You came-So very small and fragile,
And Came with warmth as the life with winter's sun.
And again I'll teach you to walk with your hand in mine, to be agile
And strong, so unbroken you return be it words or a gun.

If you've loved me even half as you I have,
Come back, come back here. For I save
All that belongs to you and breathe it in for the monstrous knot in my heart.
Come because you'd taken away my soul, my heart
And my breath when I'd held you in my arms for the first time.
Yesterday on the tree you so much loved, I hung your precious wind chime.

Though rusted now, still makes sounds as sweet as a bird's.
Come because as you'd said "Dad, I can't imagine growing up without you"
I can't grow old without my baby, too! If you are here, you heard
Right-Spare that quiet peace and me this haunting pain. Selfish?Yes, but only just for you.
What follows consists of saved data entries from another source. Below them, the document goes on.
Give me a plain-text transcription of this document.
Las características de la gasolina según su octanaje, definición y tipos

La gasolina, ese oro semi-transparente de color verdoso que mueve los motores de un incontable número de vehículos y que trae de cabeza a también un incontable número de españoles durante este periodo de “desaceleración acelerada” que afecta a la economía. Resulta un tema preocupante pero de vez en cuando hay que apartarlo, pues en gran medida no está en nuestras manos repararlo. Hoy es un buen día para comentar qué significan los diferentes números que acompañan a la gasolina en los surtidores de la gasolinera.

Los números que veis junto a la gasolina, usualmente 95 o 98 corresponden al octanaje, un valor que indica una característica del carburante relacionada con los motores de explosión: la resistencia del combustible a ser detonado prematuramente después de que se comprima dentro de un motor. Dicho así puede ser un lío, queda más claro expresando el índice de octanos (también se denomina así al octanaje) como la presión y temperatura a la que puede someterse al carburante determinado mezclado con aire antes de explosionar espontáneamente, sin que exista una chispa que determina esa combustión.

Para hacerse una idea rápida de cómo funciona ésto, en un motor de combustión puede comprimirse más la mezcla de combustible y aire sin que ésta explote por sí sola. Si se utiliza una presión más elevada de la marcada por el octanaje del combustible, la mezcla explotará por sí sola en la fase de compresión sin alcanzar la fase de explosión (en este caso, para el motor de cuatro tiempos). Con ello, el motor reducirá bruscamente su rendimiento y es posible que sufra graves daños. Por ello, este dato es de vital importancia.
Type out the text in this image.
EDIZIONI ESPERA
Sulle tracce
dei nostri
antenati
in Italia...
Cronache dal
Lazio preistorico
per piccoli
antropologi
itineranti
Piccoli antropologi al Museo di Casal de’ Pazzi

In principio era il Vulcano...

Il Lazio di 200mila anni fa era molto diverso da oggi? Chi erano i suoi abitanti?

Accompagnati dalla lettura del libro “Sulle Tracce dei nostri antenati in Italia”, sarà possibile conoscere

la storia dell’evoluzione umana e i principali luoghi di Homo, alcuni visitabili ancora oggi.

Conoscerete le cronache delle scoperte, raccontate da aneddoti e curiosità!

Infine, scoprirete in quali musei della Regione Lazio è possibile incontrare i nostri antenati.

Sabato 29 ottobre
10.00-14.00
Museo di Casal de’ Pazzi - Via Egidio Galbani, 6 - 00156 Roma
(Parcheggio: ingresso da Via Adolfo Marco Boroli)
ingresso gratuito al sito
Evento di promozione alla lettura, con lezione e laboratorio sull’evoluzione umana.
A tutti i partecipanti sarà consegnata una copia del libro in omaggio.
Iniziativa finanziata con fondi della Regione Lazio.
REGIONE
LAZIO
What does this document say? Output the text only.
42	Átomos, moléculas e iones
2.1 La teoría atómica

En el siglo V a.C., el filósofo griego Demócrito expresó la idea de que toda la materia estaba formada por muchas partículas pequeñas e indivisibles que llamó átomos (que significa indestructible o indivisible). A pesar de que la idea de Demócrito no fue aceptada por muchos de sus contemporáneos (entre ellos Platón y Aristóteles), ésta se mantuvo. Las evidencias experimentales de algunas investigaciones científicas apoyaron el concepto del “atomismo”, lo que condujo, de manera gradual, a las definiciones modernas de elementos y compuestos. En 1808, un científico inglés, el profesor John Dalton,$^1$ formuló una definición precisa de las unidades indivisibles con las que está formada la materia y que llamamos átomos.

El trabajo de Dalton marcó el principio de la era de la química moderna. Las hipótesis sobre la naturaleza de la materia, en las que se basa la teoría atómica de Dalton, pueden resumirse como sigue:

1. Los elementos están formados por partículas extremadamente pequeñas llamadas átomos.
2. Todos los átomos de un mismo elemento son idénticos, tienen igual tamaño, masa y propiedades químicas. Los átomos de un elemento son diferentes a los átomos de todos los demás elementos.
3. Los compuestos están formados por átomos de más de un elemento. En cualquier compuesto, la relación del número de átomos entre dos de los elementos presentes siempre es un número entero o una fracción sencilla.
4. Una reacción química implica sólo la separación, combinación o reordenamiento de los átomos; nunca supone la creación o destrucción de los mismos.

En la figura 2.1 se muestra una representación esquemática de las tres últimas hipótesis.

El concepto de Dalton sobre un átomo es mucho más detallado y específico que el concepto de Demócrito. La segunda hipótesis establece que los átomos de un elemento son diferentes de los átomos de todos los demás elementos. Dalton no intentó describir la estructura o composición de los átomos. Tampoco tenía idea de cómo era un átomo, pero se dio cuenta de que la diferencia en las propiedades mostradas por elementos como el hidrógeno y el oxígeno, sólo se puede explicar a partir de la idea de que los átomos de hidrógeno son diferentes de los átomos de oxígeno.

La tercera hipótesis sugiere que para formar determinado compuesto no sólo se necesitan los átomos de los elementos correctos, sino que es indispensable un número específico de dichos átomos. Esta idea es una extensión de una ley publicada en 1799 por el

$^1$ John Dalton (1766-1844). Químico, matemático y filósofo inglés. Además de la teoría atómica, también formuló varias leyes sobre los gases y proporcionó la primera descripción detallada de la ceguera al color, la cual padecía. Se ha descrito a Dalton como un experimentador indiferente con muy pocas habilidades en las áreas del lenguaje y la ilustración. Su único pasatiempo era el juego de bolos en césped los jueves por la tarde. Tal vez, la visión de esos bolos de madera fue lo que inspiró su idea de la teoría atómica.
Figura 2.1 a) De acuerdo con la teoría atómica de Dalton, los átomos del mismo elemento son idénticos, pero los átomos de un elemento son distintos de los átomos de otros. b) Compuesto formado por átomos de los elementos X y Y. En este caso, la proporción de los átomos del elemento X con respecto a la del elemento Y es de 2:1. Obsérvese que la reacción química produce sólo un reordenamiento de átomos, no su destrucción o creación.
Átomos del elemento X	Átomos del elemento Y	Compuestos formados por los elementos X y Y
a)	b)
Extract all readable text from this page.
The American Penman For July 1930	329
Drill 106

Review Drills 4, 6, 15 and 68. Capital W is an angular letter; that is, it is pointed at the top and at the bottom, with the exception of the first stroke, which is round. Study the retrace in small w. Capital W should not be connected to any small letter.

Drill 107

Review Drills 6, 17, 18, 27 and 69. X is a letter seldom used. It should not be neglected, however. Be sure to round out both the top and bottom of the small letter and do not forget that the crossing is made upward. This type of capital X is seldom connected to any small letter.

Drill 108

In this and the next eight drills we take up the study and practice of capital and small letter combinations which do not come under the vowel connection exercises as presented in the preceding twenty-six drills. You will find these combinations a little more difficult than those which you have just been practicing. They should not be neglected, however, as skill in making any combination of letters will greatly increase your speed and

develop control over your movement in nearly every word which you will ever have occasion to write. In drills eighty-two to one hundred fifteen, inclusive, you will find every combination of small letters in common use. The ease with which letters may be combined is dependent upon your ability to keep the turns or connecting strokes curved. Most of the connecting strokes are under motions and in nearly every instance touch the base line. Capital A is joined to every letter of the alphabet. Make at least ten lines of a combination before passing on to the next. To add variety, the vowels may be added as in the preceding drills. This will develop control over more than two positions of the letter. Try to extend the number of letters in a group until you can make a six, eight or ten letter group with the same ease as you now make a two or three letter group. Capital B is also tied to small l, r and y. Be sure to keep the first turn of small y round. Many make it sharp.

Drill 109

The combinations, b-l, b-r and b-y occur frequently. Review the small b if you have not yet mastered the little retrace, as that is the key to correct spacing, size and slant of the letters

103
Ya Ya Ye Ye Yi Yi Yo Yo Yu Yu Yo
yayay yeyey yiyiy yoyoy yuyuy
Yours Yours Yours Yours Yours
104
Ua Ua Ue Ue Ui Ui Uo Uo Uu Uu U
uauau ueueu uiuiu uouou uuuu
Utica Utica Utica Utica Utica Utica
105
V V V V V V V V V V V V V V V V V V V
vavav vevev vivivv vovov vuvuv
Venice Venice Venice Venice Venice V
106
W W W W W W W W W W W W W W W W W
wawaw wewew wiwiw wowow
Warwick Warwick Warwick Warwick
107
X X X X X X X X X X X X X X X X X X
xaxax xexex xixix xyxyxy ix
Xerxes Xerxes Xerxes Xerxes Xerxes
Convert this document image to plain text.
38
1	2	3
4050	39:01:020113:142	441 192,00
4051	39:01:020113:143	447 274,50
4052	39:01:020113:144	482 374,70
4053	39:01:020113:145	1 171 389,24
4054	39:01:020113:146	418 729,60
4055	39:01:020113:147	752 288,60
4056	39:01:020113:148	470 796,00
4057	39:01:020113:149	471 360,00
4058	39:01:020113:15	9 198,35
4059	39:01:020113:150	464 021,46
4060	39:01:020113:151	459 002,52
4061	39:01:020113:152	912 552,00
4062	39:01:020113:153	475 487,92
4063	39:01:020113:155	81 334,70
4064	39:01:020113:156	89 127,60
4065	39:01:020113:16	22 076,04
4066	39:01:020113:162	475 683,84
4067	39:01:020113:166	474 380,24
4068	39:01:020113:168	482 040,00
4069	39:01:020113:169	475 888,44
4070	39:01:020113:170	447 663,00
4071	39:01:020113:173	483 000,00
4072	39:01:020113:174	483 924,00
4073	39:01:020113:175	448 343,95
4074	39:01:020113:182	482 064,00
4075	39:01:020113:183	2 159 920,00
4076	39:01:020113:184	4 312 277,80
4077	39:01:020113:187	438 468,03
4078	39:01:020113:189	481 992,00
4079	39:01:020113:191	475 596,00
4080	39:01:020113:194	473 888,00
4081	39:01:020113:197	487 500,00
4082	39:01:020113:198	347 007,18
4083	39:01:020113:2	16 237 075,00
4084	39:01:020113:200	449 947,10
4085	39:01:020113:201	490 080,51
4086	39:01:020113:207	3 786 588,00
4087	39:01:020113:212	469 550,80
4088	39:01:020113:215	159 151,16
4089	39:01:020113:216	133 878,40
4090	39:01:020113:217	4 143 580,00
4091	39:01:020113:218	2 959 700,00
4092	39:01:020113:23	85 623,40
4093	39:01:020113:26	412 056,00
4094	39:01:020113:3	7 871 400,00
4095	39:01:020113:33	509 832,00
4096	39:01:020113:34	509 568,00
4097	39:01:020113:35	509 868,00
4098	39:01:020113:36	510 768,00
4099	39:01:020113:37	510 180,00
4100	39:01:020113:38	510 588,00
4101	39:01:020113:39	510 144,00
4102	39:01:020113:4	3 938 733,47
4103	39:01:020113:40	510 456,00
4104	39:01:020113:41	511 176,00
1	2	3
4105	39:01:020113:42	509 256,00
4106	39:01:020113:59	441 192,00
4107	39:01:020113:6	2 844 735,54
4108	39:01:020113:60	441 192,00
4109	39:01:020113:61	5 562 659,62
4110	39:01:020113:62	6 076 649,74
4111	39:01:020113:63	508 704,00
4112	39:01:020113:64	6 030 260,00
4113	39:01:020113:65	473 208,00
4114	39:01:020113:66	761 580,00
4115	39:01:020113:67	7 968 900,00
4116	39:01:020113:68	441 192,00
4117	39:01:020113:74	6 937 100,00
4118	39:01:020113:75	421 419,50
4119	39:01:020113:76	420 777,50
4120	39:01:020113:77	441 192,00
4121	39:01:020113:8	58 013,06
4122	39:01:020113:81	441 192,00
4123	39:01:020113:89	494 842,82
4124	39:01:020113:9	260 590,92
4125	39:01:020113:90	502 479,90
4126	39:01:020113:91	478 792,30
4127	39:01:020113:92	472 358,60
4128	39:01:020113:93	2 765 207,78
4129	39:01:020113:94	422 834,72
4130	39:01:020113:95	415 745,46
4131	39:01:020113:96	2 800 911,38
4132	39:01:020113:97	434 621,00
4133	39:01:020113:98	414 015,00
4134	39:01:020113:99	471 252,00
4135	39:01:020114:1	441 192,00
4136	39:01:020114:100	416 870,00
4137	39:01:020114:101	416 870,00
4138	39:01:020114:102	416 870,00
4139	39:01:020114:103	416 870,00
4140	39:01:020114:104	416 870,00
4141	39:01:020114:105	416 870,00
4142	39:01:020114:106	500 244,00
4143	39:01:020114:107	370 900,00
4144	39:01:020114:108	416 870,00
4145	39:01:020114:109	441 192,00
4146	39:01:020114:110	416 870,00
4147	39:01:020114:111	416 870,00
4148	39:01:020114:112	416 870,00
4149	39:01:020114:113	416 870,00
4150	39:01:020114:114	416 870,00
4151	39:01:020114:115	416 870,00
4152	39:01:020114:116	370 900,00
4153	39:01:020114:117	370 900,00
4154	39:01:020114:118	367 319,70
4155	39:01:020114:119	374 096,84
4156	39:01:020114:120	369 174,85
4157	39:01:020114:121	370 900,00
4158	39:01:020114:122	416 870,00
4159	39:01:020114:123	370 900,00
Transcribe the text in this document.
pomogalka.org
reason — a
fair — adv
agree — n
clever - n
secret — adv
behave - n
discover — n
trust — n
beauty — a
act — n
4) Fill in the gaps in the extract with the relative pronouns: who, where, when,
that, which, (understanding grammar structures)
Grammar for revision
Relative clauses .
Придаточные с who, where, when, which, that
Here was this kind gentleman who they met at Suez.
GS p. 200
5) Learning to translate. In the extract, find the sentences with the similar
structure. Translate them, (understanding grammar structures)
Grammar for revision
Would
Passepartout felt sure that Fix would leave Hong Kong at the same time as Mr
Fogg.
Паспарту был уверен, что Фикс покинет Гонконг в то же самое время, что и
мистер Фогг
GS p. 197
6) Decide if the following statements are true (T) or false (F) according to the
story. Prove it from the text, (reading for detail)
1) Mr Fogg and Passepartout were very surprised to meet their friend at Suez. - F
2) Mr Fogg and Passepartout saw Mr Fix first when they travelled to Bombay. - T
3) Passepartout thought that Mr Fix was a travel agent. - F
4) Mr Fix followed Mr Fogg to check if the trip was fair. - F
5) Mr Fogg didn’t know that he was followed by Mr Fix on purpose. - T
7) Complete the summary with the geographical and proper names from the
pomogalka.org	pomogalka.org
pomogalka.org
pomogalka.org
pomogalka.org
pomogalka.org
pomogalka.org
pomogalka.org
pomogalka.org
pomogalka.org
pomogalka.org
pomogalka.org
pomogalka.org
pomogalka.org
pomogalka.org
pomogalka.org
Please come back. Now living hurts-I can't let you forever hide!
I promise, I'll get whatever you wish for without any fight.
I only desire to come up there to make a path that'll guide
You out from wherever you've got lost amidst the lights in the night.

I know you are out there.
          Somewhere.
I know because I feel your tiny hands
Here, on my cheek where mine would always land
On yours, years ago when I held you whenever you cried, under the sheep wool
Covers still lying there on your bed, and everyday as I dropped you to the school.

I need to feel your heart beat again, tuned all right.
I need to ensure you're unhurt and are alright.

I look at the sky every night, I know the brightest star
Is you! But again I shouted, at the woman- just awoken, who
Broken, though unfairly too, won't ever know how much for her you'd care.
Forgive me. But I did that, only because I love you.

I'll give up what life still remains to see you. I promise you.
Come back and we can all live again for years in peace
Come here my life, once last so I can sing to you
So you may for always sleep and rest forever in peace.